CDPs vendors have traditionally offered some limited capabilities in terms of dashboarding, offering visibility on operational metrics such as match rates, campaign measurement or an overview of the customer base. For deeper analysis, some vendors have started offering direct JDBC connections to the underlying datasets stored within the CDP. This enables the use of third party dashboarding solutions such as Tableau, PowerBi or Superset. Within a composable CDP landscape this activity can be fully leveraged from these dashboarding solutions on top of an existing datalake, rather than having an overlap of responsibility.
Data access within CDPs have been offered either through a portal providing visibility on single customer’s data, or through providing an interface to query the data, Epsilon People’s cloud for instance includes an analytical notebook functionality. Within a composable CDP the query and notebook portion of that functionality is typically handled by the chosen datalake solution.
Most CDPs have invested in the last couple of years on developing some machine learning functionalities. These come out of the box, and can satisfy certain use cases such as product recommendation or the calculation of lifetime value. We have found these capabilities to be often limited and some form of a black box, with uncertain performance. Within the composable CDP space, this capability is typically addressed by the data platform which can offer full end to end MLOps functionalities, including AutoML, automation, performance tracking.
Customer data platforms have incorporated reverse ETL functionalities in order to push the necessary data — beyond just an audience list — onto different target systems. These data points have been necessary to orchestrate different journeys or provide personalization attributes.

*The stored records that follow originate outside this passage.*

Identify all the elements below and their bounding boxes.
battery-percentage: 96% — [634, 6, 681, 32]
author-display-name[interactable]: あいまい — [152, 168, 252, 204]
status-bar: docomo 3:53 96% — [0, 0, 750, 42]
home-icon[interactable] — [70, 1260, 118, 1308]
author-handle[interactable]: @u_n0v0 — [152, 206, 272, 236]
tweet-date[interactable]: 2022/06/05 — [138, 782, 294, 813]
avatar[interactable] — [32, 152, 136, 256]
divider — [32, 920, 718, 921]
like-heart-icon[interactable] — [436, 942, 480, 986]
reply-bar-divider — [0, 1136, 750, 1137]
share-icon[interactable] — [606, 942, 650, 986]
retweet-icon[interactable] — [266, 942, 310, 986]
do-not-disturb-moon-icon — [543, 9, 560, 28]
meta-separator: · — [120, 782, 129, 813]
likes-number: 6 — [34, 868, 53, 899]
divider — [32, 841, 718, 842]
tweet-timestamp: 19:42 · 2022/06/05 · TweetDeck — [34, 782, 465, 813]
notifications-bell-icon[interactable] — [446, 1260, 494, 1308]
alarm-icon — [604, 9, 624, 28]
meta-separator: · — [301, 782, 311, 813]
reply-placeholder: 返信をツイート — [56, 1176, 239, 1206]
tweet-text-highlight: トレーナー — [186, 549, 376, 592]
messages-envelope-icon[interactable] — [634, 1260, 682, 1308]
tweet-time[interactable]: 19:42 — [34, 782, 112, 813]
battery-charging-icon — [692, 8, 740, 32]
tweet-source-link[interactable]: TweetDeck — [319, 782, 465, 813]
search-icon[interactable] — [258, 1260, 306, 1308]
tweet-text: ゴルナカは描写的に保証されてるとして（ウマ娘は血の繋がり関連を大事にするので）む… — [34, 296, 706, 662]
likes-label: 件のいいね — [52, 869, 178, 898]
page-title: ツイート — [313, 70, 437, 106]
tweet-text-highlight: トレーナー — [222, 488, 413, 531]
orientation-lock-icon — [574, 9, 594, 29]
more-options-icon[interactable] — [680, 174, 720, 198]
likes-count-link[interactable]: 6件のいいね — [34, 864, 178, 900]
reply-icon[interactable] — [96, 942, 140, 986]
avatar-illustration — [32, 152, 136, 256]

Within a composable architecture, with the customer data stored within the company’s data platform, the integration can leverage a diverse set of integration tools, such as Azure Logic Apps, Fivetran, or composable CDP components to integrate the data depending on the needs. It is often not apparent with traditional CDPs what is the maturity, reliability or coverage of a specific connector, composable CDPs reduces the risk overall by making it easier to change the integration method should a particular integration method not fully meeting the needs of a particular use case.
While traditional CDPs have made progress in addressing some of the data governance challenges, with for example the setup of “Data Plans” in mParticle for establishing and managing data contracts or data spaces in Salesforce. Traditional CDPs fall short compared to full fledge data platforms completed by data quality and cataloging tooling such as Montecarlo or OpenMetadata, which allow to incorporate and address varied data quality issues as well provide visibility on all the data assets and their lineage.
Composable CDPs represent a more modern and future proof way to architect customer data platforms, They bring a number of advantages by bringing the solution to where the data is rather than needing data to be integrated onto an another external solution — as well as address a number of concerns and risks of traditional CDPs while providing enhanced flexibility, allowing to tailor the solution based on needs rather than based on what is on offer.